The problem so many companies run into with big data, however, is making sense of all of the data that is available. In fact, data – for all its potential – is a major source of anxiety among many business leaders: In a recent IBM study of 1,700 Chief Marketing Officers, data explosion ranked as the top challenge CMOs face today, with 70 percent reporting feeling unprepared to deal with its impact. And it’s no wonder CMOs feel overwhelmed: If Google’s former CEO, Eric Schmidt, is to be believed, we’re now creating as much information every two days as we did from the dawn of civilization to 2003. (Yep, you read that right.)
But thanks to newly generated and ever-evolving tools and technologies (such as Hadoop), companies can collect these different pieces of data, store it in one place, and then run queries and analyze it to understand their customers and their businesses better than ever before, according to Wittes.
CareerBuilder is among those companies leveraging big data to meet customers’ needs. “At CareerBuilder, we’ve amassed large amounts of data around the recruiting process and job candidate profiles,” Wittes explains. “The ability to merge those elements, using big data products and architectures, have yielded us the ability to innovate toward products that help clients understand how this data benefits them, and how to harness this data in order to improve the way they recruit.”

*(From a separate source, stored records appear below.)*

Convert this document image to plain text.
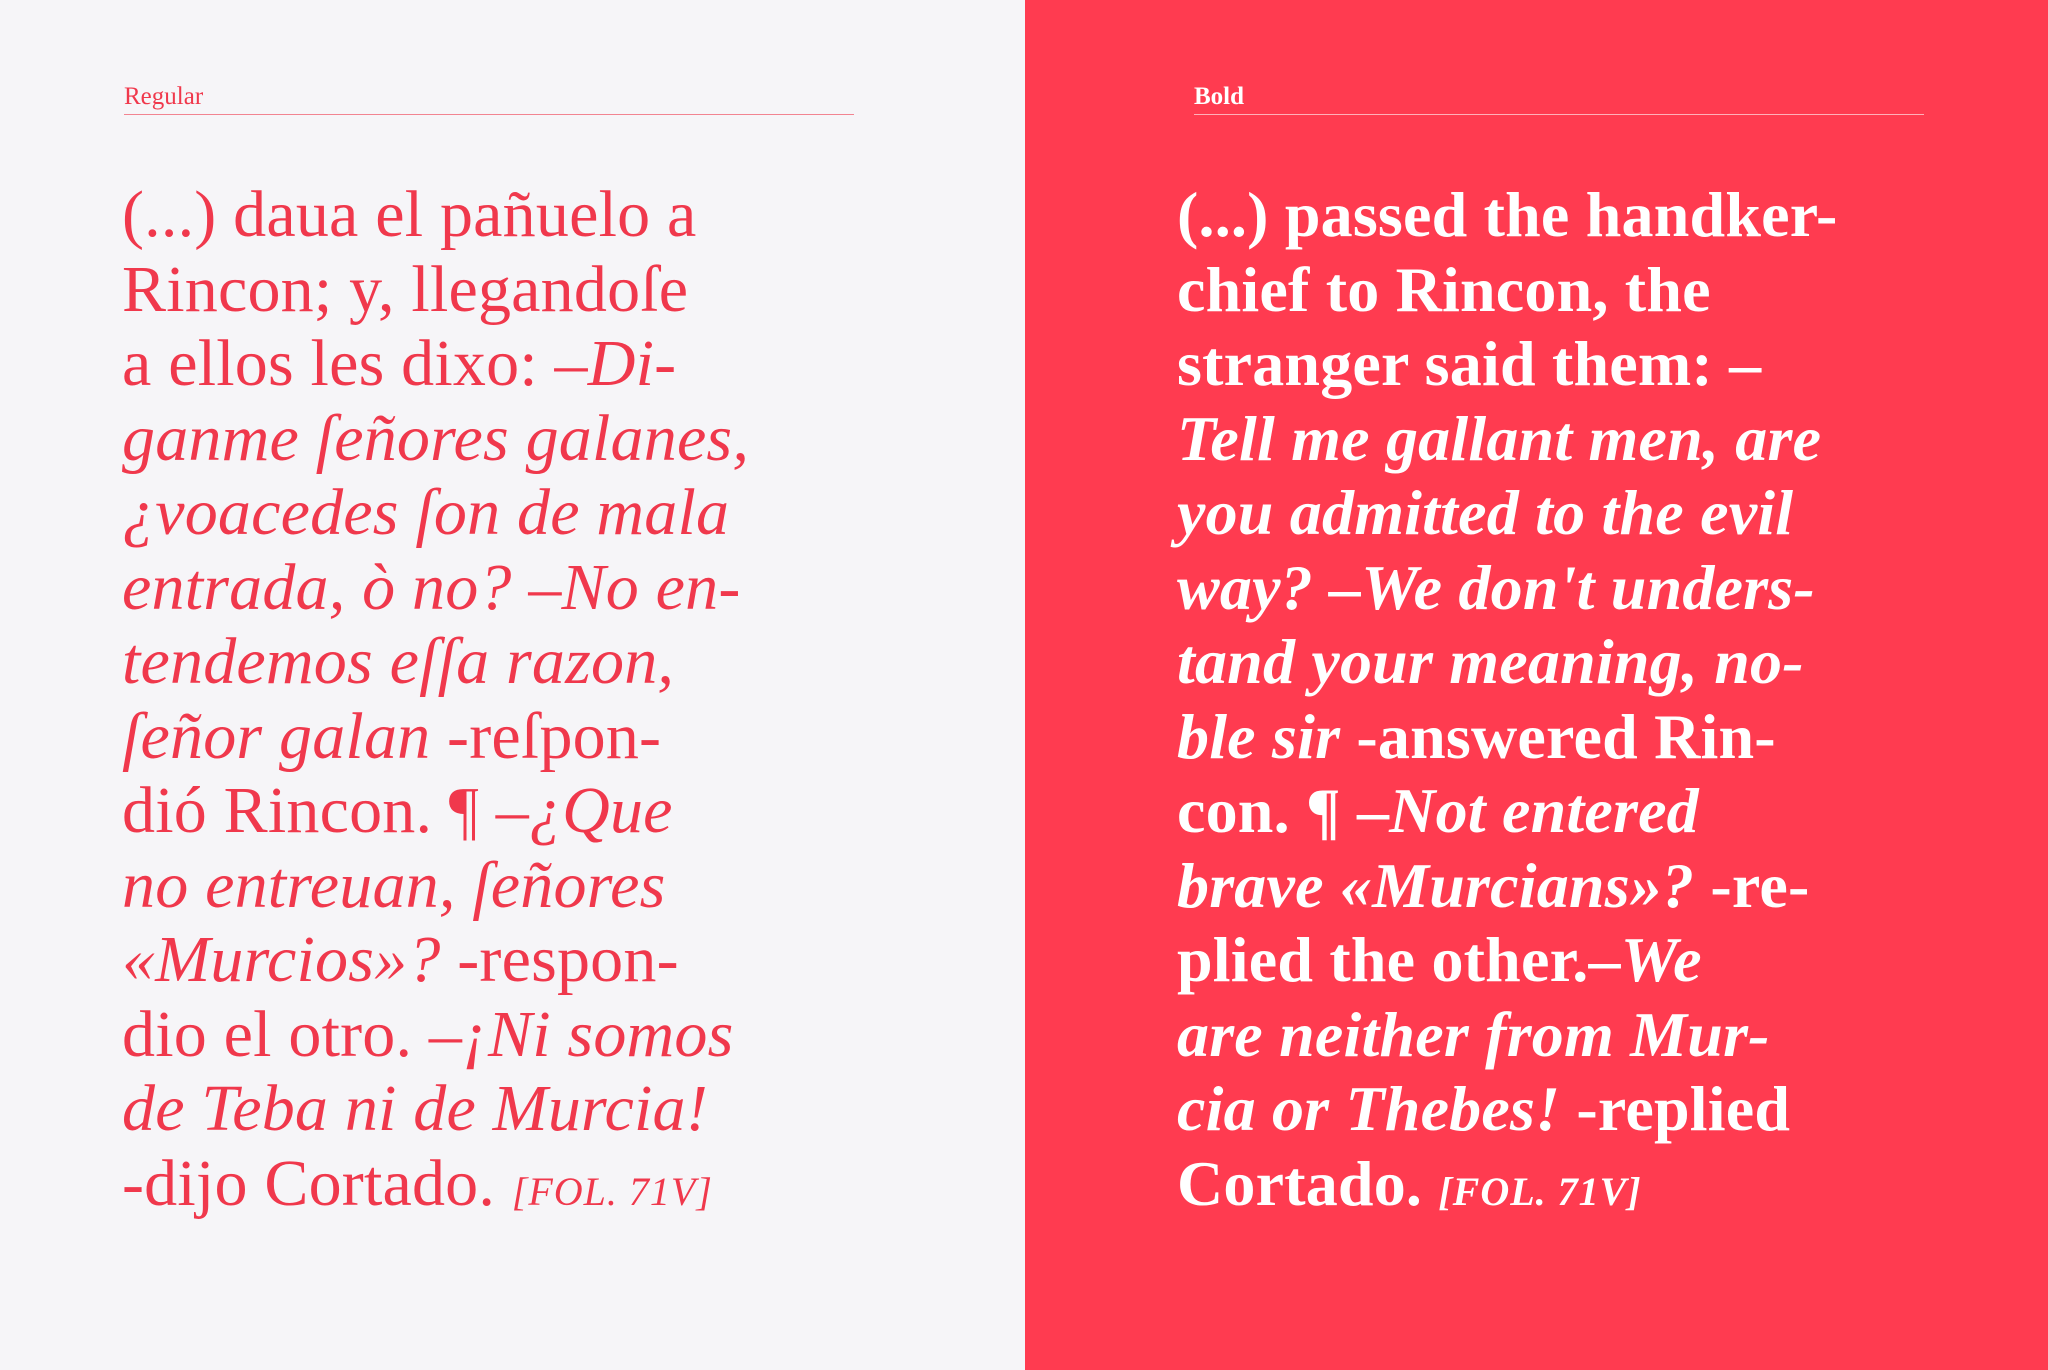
Regular
(...) daua el pañuelo a
Rincon; y, llegandoſe
a ellos les dixo: –Di-
ganme ſeñores galanes,
¿voacedes ſon de mala
entrada, ò no? –No en-
tendemos eſſa razon,
ſeñor galan -reſpon-
dió Rincon. ¶ –¿Que
no entreuan, ſeñores
«Murcios»? -respon-
dio el otro. –¡Ni somos
de Teba ni de Murcia!
-dijo Cortado. [FOL. 71V]
Bold
(...) passed the handker-
chief to Rincon, the
stranger said them: –
Tell me gallant men, are
you admitted to the evil
way? –We don't unders-
tand your meaning, no-
ble sir -answered Rin-
con. ¶ –Not entered
brave «Murcians»? -re-
plied the other.–We
are neither from Mur-
cia or Thebes! -replied
Cortado. [FOL. 71V]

One innovation in particular is CareerBuilder’s Supply & Demand Portal, which is designed to help employers leverage data on labor market trends – not simply accumulate more of it. “People don’t need more data. They need more intelligence,” says Abdel Tefridj, vice president of workforce analytics at CareerBuilder. Tefridj has long been working with employers to make sense of the data contained in the Supply & Demand Portal. When used correctly, it enables companies to find information on everything from who they’re competing with for top talent to where candidates are most – and least – available.
“The beauty of Google and Apple is, they make using data and technology look so simple,” Tefridj says, referring to the way Google makes it easy for people to quickly run search queries and get results – without having to think about the complicated logarithms and analytics that take place behind the scenes in order to generate those results. Tefridj’s vision is to have the Supply & Demand Portal be for employers what Google is for the average search engine user: a way to quickly and easily answer virtually any recruitment-related question.
For human resources professionals, having this talent intelligence not only gives them access to needed information about where to allocate their budgets, but it also gives them credibility in the board room. In a recent study from the Hackett Group, a remarkable 79 percent of companies reported dissatisfaction with the HR support they receive for collaboration and knowledge-sharing. Human resources professionals can and should utilize the vast amount of recruitment intelligence (such as that contained in the Supply & Demand Portal and other data-based recruitment resources) to start a meaningful conversation about how this intelligence can enhance their recruitment efforts and ultimately affect the bottom line.
The Bottom Line on Big Data
Perhaps IBM’s Arvind Krishna said it best when he wrote, “Navigating big data to uncover the right information is a key challenge for all industries. The winners in the era of big data will be those who unlock their information assets to drive innovation, make real-time decisions, and gain actionable insights to be more competitive.” That statement is as relevant to business growth as it is to recruitment – and to your own professional future. Simply put: if you’re not willing to get behind big data, be prepared to get left behind.